1. Technical Field of the Invention
The present invention relates to communication systems generally and, in particular, to a method and apparatus for providing differentiated Quality-of-Service guarantees to data transfer sessions in packet switches having multiple contention points.
2. Description of the Background Art
The continuous growth in the demand for diversified Quality-of-Service (QoS) guarantees in broadband data networks introduces new challenges in the design of packet switches that are scalable to large switching capacities. Packet scheduling is the most critical function involved in the provisioning of individual QoS guarantees to the switched packet streams, also referred to as traffic flows. Moreover, present scheduling techniques assume the presence in the switch of a single contention point residing in front of the outgoing links. Such an assumption is not consistent with the highly-distributed nature of many popular architectures for scalable switches, which typically have multiple contention points located in both ingress and egress port cards, as well as in the switching fabric.
Progress has been made in the formalization of theoretical frameworks identifying and characterizing scheduling techniques that are capable of enforcing QoS guarantees for end-to-end packet streams, in terms of one or more of the following: throughput, delay, delay jitter, and fairness. However, most of this work has focused on a single scheduler that operates in isolation to handle traffic flows with a homogenous set of QoS requirements.
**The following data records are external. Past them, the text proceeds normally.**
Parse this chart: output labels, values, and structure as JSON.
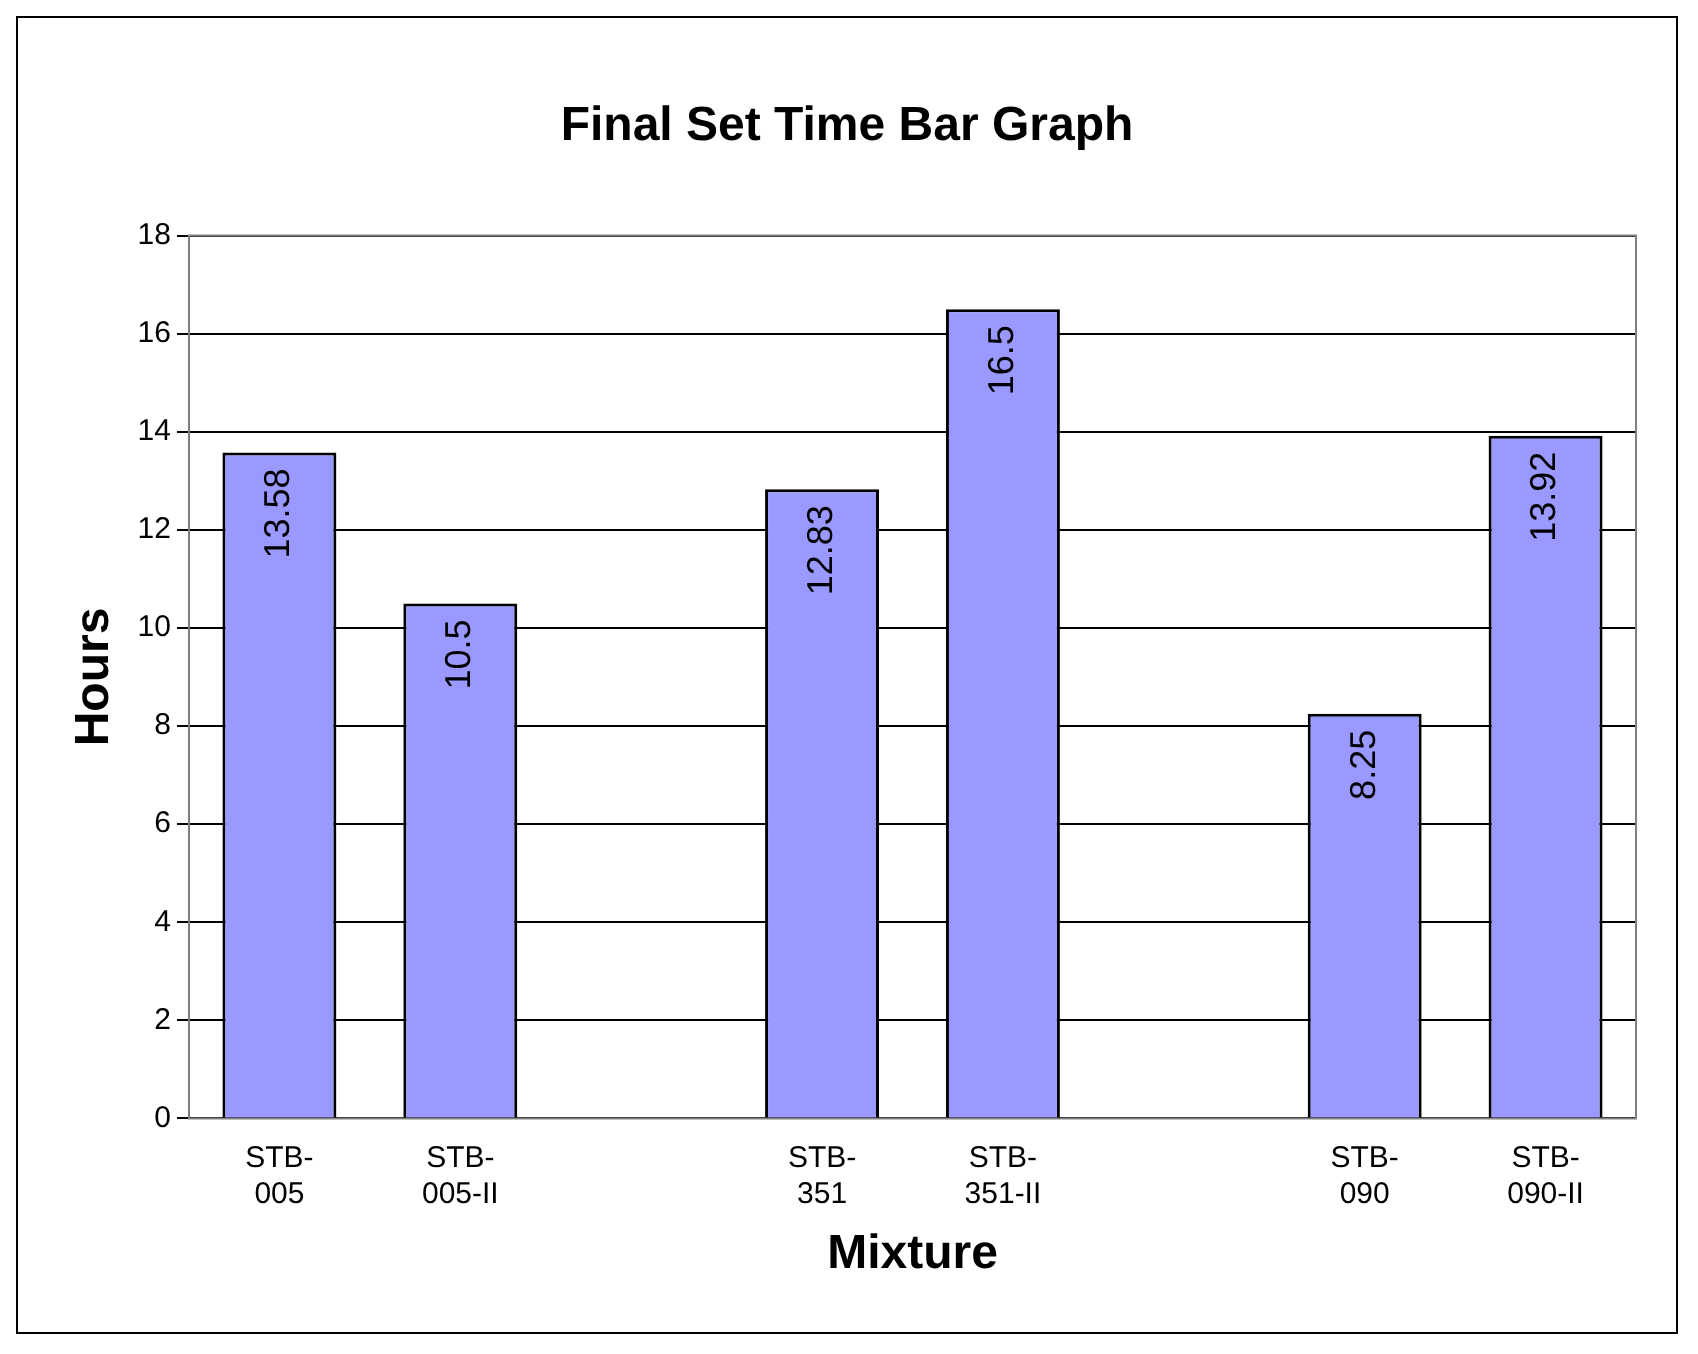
{
  "chart_data": {
    "type": "bar",
    "title": "Final Set Time Bar Graph",
    "xlabel": "Mixture",
    "ylabel": "Hours",
    "categories": [
      "STB-005",
      "STB-005-II",
      null,
      "STB-351",
      "STB-351-II",
      null,
      "STB-090",
      "STB-090-II"
    ],
    "values": [
      13.58,
      10.5,
      null,
      12.83,
      16.5,
      null,
      8.25,
      13.92
    ],
    "color": "#9999ff",
    "ylim": [
      0,
      18
    ],
    "yticks": [
      0,
      2,
      4,
      6,
      8,
      10,
      12,
      14,
      16,
      18
    ],
    "grid": "y",
    "legend": false,
    "data_labels": true
  }
}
Unfortunately, present solutions do not adequately address the adaptation of the available scheduling techniques to the currently dominating switch architectures. Switches that can scale to large aggregate capacities typically feature highly distributed architectures, where the majority of the buffers and basic functionalities are located in the port cards that interface with the incoming and outgoing links. Such decentralized architectures are cost effective, since they can take advantage of low-cost high-density memory technology to implement the buffers, and are desirable due to their ease of implementation, their flexibility in supporting different switch configurations, and their intrinsic modularity in scaling to large switch sizes.